A strict economic embargo was an integral part of the infamous ‘war for peace’ waged from 1995-2002 by the government of President Chandrika Kumaratunga. As were bans on faming and fishing – reinforced by murderous military attacks on farmers and fishermen who ventured out.
 
Officially, the UNP government of 2002-3 lifted the embargo and restrictions on fishing and farming following the ceasefire with the LTTE in 2002. However, even during the ceasefire, the military ignored the terms of the truce and kept the restrictions in place in many places, despite repeated protests by local communities.
 
Mass killings of Tamils have not taken place since 1983 – when 3,000 Tamils were slaughtered by Sinhala mobs in the ‘Black July’ pogrom. The lack of mass communal violence may partly be due to fear of retaliation by the LTTE.
 
But that is not to say being a Tamil in the Sinhala south is unproblematic. Whereas Sinhala nationalists point to the large numbers of Tamils in Colombo as a sign that ‘there is no ethnic problem’ an altogether different inference can be made.
 
Whilst some of the Tamils in Colombo are long settled there, many others have sought safety there from the conflict zones of the Northeast. This is not to say that they are safe there, but safer than the violent Northeast.
 
Tamils are routinely arrested and either murdered or ‘disappear’ in military custody. The numbers have been rising in recent months. Scores are being killed each week in all districts of the Northeast – Jaffna, Trincomalee, Vavunia, Mannar, and Batticaloa – and even in Colombo.
 
Tamil journalists, academics, politicians, aid workers and rights activists have been abducted and murdered by Sri Lanka’s military with complete impunity, despite the frequent protests by local and international human rights groups and civil society organisations.
 
This liquidation of Tamil intelligentsia is not a side-effect of the conflict but an integral part of the state’s efforts to blunt and undermine the Tamil nationalist project.
 
The pattern is not new. One of Nazi Germany’s first priorities after the invasion of Poland was the targeting of Polish Jewish academics and intellectuals. Raphael Lemkin had good cause to know intimately the pattern of acts that build up, sometime initially unnoticed, towards genocide.
 
Apart from the deprivations inflicted by the state, there is the exclusion from it, particularly exclusion from participation in the governance of the country. Sri Lanka’s military is 99% Sinhalese. It was so in 1983, before the armed conflict erupted, as Harvard academic Stanley Tambiah noted then.
 
Apart from the token Tamil minister, especially the Sinhala sycophantic Lakshman Kadirgamar, or the pro-government paramilitary leader, Douglas Devananda, the control of the state is in Sinhala hands. Indeed, Sri Lanka’s two main parties are predominantly Sinhala.
 
The Sri Lankan state bureaucracy is Sinhala-ised and even radicalised against Tamils. So is the judiciary. And these trends are not recent, the expulsion and exclusion of Tamils can be traced back to the fifties, shortly after independence.
 
The infamous ‘Sinhala Only’ language Act of 1956 is a quintessential icon of the exclusionary ethos of the Sri Lankan state.
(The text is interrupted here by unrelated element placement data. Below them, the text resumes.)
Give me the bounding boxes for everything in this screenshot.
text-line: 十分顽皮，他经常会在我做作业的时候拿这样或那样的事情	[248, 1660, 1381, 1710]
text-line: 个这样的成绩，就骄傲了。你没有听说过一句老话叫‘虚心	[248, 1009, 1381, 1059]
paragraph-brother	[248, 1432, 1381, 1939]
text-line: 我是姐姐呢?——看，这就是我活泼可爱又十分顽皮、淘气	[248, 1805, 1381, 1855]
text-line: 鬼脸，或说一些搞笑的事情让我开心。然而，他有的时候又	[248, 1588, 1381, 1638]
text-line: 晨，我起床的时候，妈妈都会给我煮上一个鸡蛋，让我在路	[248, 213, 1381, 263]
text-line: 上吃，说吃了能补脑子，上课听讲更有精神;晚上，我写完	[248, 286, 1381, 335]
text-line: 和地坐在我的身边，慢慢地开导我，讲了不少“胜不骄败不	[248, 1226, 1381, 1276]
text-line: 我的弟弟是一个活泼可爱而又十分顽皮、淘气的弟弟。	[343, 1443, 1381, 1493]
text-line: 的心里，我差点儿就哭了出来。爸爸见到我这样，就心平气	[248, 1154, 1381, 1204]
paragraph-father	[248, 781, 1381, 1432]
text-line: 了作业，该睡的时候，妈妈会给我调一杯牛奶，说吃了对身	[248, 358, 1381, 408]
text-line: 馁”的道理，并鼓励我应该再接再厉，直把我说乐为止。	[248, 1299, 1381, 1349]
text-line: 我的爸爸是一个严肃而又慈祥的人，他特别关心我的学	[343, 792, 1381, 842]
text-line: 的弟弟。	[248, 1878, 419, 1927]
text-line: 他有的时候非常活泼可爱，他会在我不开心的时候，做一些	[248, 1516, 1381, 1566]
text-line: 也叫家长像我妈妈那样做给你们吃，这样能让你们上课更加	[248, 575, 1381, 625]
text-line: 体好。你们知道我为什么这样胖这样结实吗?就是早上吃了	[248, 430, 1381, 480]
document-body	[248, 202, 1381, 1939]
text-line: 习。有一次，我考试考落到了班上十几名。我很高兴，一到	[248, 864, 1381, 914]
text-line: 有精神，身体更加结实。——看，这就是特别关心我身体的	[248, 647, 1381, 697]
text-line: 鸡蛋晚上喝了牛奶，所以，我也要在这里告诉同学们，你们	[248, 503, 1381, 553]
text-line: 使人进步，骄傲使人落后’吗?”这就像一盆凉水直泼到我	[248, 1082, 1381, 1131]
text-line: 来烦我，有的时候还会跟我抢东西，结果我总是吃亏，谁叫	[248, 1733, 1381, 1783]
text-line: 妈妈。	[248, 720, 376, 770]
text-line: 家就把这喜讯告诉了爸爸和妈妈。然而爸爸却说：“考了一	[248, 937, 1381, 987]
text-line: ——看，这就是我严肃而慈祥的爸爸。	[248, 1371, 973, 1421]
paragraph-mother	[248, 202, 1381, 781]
The point of the Act was to remove Tamils from the machinery of state.
 
A study of Sri Lankan legislation, including the present constitution, graphically demonstrates the privileging of Sinhala-Buddhism over other ethnic and religious identities.
 
There are the longer term trends which are discernible. Then there is the scale and pattern of displacement (and resettlement/colonisation). The patterns, nature and intensity of economic embargo and military violence are there to see.
 
Although mass killings are not a common feature of the conflict now – and may not be as long as the threat of Tamil militant retaliation exits – there is a pattern to the disappearances and killings of Tamils.
 
All of this must be viewed in the context of Raphael Lemkin’s comment that genocide “is intended rather to signify a coordinated plan of different actions aiming at the destruction of essential foundations of the life of national groups, with the aim of annihilating the groups themselves. The objectives of such a plan would be the disintegration of the political and social institutions, of culture, language, national feelings, religion, and the economic existence.”